»Multikulti?«

Das Parlament, 2002

Spät gemerkt: Ohne Integration wenig Zukunft

Dass es um das Miteinander der Kulturen in deutschen Großstädten nicht zum Besten steht hätte man nicht nur wissen können. Sondern auch verhindern. Lange vor Pisa. Lange vor der Jahrtausendwende.

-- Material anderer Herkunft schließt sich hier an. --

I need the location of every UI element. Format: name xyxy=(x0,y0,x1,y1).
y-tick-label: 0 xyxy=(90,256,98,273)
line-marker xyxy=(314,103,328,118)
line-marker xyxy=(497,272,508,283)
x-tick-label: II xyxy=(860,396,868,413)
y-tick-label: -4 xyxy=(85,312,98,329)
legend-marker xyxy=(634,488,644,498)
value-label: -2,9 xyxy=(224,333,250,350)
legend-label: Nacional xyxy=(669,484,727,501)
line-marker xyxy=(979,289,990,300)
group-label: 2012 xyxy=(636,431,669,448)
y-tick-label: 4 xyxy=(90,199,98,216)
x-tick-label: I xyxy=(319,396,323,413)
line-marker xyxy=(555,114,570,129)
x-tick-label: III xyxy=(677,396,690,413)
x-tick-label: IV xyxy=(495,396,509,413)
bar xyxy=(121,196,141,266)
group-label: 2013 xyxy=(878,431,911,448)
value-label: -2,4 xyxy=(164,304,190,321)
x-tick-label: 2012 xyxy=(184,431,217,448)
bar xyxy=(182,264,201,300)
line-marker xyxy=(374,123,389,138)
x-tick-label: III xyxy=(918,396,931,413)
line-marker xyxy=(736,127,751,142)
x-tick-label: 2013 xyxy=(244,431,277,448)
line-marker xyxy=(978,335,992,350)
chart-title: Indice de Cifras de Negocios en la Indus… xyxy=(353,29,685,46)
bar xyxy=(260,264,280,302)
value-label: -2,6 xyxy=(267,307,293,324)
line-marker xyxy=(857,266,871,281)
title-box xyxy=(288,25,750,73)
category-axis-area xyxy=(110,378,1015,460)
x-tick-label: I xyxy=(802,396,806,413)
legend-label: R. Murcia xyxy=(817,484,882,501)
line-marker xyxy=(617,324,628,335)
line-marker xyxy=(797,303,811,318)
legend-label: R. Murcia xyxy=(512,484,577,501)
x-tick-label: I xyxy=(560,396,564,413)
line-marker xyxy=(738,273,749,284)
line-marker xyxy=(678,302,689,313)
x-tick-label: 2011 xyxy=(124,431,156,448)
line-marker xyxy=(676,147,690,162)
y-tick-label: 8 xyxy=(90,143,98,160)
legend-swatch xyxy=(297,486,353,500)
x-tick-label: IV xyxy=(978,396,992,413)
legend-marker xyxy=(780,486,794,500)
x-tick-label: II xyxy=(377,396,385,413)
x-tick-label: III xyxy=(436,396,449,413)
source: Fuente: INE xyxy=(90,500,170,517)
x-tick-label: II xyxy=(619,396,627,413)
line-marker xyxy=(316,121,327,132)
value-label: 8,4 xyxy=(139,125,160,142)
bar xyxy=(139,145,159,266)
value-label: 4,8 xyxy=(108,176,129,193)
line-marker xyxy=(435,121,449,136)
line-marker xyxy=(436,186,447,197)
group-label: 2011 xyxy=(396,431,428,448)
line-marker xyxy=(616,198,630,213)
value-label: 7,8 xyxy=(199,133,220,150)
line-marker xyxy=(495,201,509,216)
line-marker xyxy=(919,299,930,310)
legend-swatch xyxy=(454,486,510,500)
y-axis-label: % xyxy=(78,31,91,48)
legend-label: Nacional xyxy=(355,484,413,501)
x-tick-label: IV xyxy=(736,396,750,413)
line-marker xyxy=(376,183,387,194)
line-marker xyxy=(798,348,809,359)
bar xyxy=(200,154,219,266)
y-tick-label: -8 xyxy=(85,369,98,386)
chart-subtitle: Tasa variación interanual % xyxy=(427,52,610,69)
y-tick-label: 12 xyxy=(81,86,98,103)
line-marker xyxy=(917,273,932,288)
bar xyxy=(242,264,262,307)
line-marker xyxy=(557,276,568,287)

Man kann sich mit Recep Celik über alles mögliche unterhalten, aber nicht über den Stand der multikulturellen Gesellschaft. Er weiß nämlich überhaupt nicht, was das sein soll: „Kenn ich nicht,“ sagt er, „davon lese ich höchstens in der Zeitung. Ich bin Türke. Ich lebe in Deutschland. Ich lebe hier gerne. Urlaub mache ich in der Türkei. Auch gerne. Fertig.“

Nun könnte man versuchen, an dem jungen Mann sozusagen ferndiagnostisch zu messen, wie es um seine Integration oder um seine Identität bestellt ist. Recep Celik ist 23 und damit im klassischen Alter für ein klassisches Kind der zweiten Generation. Er lebt in Berlin-Wedding in einer Gegend, in der 80 Prozent der Einwohner türkischer Herkunft sind. Die meisten seiner Freunde sind Türken; allerdings haben sich über die Jahre auch ein paar Deutsche eingeschlichen. Recep Celik spricht Deutsch. Recep Celik hat einen Schulabschluss. Er hat eine Lehre als Industriemechaniker absolviert. All diese drei Dinge sind äußerst bemerkenswert: Jeder dritte Schüler nicht deutscher Herkunft verlässt in Berlin die Schule ohne Abschluss; weit mehr als jeder zweite ist mit 20 Jahren arbeitslos.

Alle Ausländer in eine Klasse!

Dass der junge Mann das geschafft hat, mag daran liegen, dass er pfiffig ist, daran, dass seine Eltern Wert auf Bildung gelegt haben oder auch daran, dass ihm seine Zukunft noch nie egal war. An seiner schulischen Ausbildung jedenfalls kann es kaum gelegen haben, dass er heute besser dasteht als die meisten seiner türkischen Altersgenossen. Wenn Recep Celik an seine Einschulung zurückdenkt, muss er laut lachen. Wie sie damals gestutzt hätten, all die Jungen und Mädchen, die feststellen mussten, dass sämtliche 30 Kinder aus der Türkei stammten. Und wie die Eltern geguckt hätten, die sich freuten, dass ihr Kind endlich eine deutsche Schule besucht, wo es schon zu Hause nur türkisch spricht.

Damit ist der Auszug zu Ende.